Más importante que aquello ¿Podremos, algún día, antes o después que se abran las grandes alamedas, identificar y brindar tributo a su aporte inconmensurable al idioma español, a la lucha social, a su compromiso solidario con todas las causas libertarias de Chile y del mundo?
José Miguel Varas empujó el carro de la Historia con el tonelaje de su intelecto y el virtuosismo de su prosa, mimetizado en colectivos, tendencias y agrupamientos en los que sumaba y multiplicaba, retroalimentando su creatividad con la de miles o millones. En las últimas décadas le buscamos para reforzar las grandes causas emancipatorias, como una Asamblea Constituyente, la recuperación del cobre desnacionalizado por los mercaderes de la política, y también en el preciso y puntual apoyo solidario, en los recitales de Rebeca Godoy, en el homenaje a los caídos, en la presentación de libros, en la despedida de un camarada, en su multifacética pedagogía para tantos en tantos lugares, los más apartados del territorio nacional y continental.
Maestro del rigor, todo lo que dijo y escribió tuvo un fundamento sólido, explícito, documentado.
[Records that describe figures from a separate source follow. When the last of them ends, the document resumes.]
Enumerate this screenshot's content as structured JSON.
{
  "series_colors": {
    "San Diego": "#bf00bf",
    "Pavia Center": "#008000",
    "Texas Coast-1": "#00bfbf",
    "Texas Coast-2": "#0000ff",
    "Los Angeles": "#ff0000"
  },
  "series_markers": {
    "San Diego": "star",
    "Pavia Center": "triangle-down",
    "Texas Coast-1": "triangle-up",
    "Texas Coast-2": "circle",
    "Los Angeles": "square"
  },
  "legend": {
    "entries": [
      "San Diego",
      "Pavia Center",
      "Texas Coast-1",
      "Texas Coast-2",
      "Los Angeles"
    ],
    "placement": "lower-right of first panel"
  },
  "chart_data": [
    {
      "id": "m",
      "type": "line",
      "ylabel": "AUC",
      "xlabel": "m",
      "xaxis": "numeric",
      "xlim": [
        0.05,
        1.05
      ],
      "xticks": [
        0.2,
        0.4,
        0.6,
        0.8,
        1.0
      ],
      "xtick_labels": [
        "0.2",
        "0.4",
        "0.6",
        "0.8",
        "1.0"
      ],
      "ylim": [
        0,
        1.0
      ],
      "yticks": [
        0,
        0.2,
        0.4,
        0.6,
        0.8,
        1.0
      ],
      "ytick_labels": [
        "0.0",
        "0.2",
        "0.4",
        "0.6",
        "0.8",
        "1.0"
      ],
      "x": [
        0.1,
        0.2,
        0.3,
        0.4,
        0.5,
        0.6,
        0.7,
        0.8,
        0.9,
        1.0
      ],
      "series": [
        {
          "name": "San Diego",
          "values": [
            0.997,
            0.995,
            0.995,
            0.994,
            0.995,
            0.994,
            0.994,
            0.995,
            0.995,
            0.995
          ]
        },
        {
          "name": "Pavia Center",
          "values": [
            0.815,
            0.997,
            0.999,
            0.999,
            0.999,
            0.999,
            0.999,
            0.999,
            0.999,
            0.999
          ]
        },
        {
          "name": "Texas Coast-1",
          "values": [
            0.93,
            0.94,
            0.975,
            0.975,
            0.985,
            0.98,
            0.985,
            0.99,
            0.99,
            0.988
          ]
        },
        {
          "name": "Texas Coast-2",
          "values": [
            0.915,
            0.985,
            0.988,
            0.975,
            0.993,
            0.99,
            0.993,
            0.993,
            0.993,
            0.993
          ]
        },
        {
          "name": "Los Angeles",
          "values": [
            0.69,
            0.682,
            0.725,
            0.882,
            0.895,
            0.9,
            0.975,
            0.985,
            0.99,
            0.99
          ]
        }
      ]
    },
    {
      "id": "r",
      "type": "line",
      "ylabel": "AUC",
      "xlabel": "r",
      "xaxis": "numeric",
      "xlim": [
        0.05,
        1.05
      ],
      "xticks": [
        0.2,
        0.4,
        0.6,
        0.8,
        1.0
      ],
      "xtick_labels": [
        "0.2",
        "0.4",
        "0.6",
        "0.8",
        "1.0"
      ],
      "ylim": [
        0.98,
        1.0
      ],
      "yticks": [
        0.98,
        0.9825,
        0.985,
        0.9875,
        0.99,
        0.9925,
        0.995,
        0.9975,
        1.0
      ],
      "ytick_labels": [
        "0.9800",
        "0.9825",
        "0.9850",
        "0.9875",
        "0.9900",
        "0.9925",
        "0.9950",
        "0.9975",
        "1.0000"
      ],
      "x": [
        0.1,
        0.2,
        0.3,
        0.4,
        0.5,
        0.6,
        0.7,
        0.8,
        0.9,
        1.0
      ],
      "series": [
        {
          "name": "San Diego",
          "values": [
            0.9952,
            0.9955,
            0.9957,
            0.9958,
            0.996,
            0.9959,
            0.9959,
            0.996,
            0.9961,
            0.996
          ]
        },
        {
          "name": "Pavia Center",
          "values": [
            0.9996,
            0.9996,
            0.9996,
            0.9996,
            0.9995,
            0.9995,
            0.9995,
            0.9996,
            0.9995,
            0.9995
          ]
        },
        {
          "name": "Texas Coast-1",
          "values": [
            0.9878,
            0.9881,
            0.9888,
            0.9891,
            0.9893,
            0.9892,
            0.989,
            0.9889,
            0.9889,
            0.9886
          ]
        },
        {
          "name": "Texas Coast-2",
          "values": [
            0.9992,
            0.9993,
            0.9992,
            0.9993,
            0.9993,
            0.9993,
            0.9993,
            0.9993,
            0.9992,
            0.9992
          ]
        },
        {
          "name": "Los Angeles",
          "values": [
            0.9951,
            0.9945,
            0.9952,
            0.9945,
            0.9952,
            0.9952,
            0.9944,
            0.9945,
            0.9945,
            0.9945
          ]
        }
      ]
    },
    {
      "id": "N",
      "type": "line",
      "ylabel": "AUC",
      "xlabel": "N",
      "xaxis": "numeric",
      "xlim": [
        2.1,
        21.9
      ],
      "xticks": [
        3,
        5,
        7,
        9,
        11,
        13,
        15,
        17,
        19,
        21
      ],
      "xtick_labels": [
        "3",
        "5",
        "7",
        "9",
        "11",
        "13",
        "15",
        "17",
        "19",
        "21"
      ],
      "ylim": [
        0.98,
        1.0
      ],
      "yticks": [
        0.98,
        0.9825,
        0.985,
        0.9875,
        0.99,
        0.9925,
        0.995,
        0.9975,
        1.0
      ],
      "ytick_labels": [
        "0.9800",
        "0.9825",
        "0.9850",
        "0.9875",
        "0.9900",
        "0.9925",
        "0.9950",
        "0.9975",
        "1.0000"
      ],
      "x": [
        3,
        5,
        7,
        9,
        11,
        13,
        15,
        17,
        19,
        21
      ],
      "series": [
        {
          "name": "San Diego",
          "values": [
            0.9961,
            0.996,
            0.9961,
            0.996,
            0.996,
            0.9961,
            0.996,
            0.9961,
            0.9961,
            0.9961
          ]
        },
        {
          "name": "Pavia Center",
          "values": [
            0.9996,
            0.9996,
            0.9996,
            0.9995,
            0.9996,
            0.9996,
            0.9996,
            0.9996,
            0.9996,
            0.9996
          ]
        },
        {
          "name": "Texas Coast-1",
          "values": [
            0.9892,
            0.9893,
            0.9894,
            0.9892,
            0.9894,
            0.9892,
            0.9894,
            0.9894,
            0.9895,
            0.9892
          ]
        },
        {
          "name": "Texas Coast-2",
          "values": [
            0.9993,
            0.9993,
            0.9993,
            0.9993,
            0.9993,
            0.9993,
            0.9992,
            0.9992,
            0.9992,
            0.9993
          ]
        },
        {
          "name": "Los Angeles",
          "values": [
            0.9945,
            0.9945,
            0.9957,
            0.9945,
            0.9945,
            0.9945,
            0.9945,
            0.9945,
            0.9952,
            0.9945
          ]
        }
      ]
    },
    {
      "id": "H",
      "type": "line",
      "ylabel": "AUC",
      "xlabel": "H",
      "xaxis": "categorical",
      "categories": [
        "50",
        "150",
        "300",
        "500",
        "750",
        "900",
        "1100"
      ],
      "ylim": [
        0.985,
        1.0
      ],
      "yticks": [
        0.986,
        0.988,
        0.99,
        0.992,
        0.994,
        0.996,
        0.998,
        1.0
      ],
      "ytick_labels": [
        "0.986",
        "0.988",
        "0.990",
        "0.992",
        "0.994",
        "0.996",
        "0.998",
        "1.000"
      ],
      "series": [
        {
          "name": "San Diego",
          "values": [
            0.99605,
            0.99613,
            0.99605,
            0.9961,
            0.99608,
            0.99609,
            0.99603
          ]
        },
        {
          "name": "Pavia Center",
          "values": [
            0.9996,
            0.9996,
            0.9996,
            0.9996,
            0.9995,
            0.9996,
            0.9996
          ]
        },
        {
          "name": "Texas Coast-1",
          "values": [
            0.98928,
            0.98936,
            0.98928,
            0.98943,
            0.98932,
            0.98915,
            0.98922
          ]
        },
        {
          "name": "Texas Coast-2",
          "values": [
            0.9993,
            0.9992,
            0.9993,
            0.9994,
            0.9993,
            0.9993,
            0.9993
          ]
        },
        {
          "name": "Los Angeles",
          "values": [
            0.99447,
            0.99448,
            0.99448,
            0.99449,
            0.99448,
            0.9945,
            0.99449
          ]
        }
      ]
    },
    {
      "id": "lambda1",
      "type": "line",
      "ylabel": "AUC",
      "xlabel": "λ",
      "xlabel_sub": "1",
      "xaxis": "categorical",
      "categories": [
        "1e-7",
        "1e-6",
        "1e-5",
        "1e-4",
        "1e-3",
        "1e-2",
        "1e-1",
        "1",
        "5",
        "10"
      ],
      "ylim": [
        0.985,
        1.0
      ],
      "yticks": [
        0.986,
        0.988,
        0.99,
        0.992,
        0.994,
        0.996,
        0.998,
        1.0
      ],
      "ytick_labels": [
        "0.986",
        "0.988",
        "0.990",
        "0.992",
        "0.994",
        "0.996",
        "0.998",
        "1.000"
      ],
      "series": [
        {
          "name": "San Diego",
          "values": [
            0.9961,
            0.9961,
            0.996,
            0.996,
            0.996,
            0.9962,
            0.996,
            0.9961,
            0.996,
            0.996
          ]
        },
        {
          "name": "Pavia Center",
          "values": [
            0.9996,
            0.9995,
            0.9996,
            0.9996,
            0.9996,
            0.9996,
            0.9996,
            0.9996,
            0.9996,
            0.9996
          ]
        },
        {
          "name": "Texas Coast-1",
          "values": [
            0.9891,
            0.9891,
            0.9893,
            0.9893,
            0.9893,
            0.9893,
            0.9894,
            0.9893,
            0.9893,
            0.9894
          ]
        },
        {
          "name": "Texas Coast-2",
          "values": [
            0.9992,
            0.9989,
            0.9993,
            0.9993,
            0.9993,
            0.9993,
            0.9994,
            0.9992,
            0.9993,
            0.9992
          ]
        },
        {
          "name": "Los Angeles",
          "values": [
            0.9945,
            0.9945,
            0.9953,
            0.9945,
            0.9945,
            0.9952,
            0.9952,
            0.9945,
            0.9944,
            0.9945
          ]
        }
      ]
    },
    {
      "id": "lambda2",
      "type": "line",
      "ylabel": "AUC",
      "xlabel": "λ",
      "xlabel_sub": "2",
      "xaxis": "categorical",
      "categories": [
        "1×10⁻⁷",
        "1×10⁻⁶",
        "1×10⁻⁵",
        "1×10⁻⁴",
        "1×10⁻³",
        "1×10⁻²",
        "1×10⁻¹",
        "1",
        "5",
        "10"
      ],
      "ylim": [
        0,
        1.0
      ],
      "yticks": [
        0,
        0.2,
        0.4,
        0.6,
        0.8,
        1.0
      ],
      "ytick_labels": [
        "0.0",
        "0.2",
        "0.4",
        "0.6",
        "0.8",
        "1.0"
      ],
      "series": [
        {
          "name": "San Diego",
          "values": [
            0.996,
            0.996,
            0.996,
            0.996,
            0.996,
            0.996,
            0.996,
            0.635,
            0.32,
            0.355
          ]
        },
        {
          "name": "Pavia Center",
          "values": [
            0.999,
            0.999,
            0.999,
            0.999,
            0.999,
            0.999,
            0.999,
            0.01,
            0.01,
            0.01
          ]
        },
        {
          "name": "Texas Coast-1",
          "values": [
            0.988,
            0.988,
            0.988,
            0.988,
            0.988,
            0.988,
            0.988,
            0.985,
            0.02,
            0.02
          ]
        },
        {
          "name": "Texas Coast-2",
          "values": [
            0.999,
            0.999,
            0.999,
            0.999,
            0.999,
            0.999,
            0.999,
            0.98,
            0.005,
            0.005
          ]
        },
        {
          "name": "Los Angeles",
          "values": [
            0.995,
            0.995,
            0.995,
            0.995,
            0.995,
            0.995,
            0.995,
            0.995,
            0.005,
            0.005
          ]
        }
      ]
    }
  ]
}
En su mensaje cada palabra era un misil – o una brisa, según el caso – que ponía en descubierto la hipocresía y mezquindad de las elites hegemónicas y proveía los razonamientos para la crítica y la propuesta del mundo nuevo, solidario, humano y en armonía con la naturaleza, por el que comprometió lo mejor de su existencia. Si lo hacía, lo hacía bien. La crónica, el análisis de coyuntura, el contexto histórico, la proyección futura; todo lo que salía de su pluma privilegiada estaba llamado a dejar huella y enseñanzas.
Bueno entre los buenos, José Miguel Varas no disputó el Premio Nacional de Literatura, ni se afanó en la obtención de ningún título o reconocimiento. Lo suyo fue la gran batalla de las ideas. Levantar, ladrillo sobre ladrillo, la mole de la memoria histórica. Aprovechar, cada minuto de la vida, en hacerle daño a la impunidad, en poner de manifiesto la injusticia oculta, la traición solapada, la arrogancia de los déspotas, el sectarismo de los pequeños, la sinrazón de la burocracia.
Perteneció a la generación que quiso ser exterminada de raíz en septiembre de 1973. Salvó con vida para defender la vida y alentar la vida, dotándola de ética, de grandes objetivos, de sentido histórico. Por eso, en estos días en que cientos de miles de jóvenes y trabajadores emergieron como sujeto social agente de cambios, cuando la imagen del presidente Allende y la de Víctor Jara se paseaba entre ellos –como gota de agua en un océano- José Miguel respiró profundo y esbozó una sonrisa victoriosa. Y así murió con esa sonrisa en los labios.